Patrick T. Fallon/Bloomberg via Getty Images
WASHINGTON—A pickup in home sales last month signaled stabilization in the U.S. housing sector despite continued pressure from tight inventory and rising prices.
Sales of previously owned homes rose 3.2% from August to a seasonally adjusted annual rate of 5.47 million in September, the National Association of Realtors said Thursday.
That exceeded economists’ expectations for a more modest increase to a 5.35 million sales rate.
Existing-home sales, which account for the vast majority of U.S. homebuying activity, peaked in June at an annualized 5.57 million, the strongest monthly sales pace since February 2007. But sales softened over the next two months, and August’s revised sales pace of 5.30 million was the weakest in six months.
September’s rebound showed the summer slowdown was a “moderate decline and not a turning point,” said Lawrence Yun, the NAR’s chief economist.
Sales of previously owned homes in September were up 0.6% from a year earlier.
The housing market remains under pressure from tight inventory, which is denting affordability by pushing prices higher. At the latest sales pace, it would take 4.5 months to exhaust the supply of previously owned homes on the market, down from 4.8 months in September 2015. The median price of an existing home sold in September was $234,200, up 5.6% on the year.
”We are entering a seasonal slowdown … as we enter the winter months, but once the spring buying season returns, it’s going to be quite heated” due to lack of supply, Mr. Yun said.
More broadly, Thursday’s report offered signs of improving health in the housing market. First-time home buyers accounted for 34% of September sales, up from 31% in August and matching the highest level since July 2012. At the same time, foreclosures and short sales are in retreat—just 4% of September purchases were so-called distressed sales, edging down from 5% the prior month.
”Underlying demand for housing remains strong—driven by solid job gains, accelerating wages, rising household formations and near record-low mortgage rates,” said David Berson, chief economist at Nationwide Insurance. “All despite significant supply constraints.”
News Corp, owner of The Wall Street Journal, also operates Realtor.com under license from the National Association of Realtors.
The U.S. housing market’s prolonged recovery following the 2007-09 recession was a solid contributor to overall economic growth in recent years.
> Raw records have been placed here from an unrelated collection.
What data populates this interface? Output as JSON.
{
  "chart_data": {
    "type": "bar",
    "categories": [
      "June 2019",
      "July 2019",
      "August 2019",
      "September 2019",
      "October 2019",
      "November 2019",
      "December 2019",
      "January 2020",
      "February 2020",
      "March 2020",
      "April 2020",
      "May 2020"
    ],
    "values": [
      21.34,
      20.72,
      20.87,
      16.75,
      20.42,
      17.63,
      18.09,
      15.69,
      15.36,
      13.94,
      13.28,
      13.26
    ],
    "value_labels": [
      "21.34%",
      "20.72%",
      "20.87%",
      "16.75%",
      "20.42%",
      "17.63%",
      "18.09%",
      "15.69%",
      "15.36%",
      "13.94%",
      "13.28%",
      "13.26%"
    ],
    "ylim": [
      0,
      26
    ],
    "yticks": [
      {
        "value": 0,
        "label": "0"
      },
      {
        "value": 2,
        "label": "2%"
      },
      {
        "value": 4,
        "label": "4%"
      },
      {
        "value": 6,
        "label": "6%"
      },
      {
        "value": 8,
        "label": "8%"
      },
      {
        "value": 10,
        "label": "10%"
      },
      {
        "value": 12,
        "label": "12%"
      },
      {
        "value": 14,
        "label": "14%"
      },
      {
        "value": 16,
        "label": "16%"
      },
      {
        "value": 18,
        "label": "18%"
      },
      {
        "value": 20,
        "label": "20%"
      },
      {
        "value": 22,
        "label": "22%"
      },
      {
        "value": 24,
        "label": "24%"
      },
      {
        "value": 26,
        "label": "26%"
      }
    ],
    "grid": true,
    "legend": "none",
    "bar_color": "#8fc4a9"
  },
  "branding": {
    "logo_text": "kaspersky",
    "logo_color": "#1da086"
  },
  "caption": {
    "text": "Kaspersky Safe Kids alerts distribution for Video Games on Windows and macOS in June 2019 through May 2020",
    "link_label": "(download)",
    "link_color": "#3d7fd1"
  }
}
But a pullback in residential investment during the second quarter, following eight consecutive quarters of growth, acted as a drag on the broader economy.
Weak existing-home sales for the third quarter as a whole suggest residential investment will again weigh on gross domestic product growth, J.P. Morgan Chase economist Daniel Silver said in a note to clients. The Commerce Department will release its first official estimate for third-quarter GDP next week.
Federal Reserve officials last month judged that “the sluggishness in the housing sector appeared to have continued into the third quarter,” according to minutes of the Fed’s Sept. 20-21 policy meeting that were released last week.
Recent data have suggested weakness in construction of apartment buildings and other multifamily structures, balanced by rising investment in single-family housing. Permits issued for buildings with five or more residential units were down 11.6% in the first nine months of 2016 versus a year earlier, while permits for new single-family homes were up 8.1% over the same period, the Commerce Department said Wednesday.
Sales of newly built single-family homes, which account for a small slice of the overall market, rose 13.3% in the first eight months of the year compared with the same period in 2015, according to the agency.
Borrowing costs remain low for prospective home buyers who qualify for loans. The average interest rate on a 30-year fixed-rate mortgage in September was 3.46%, up slightly from 3.44% the prior two months but well below the September 2015 average of 3.89%, according to Freddie Mac.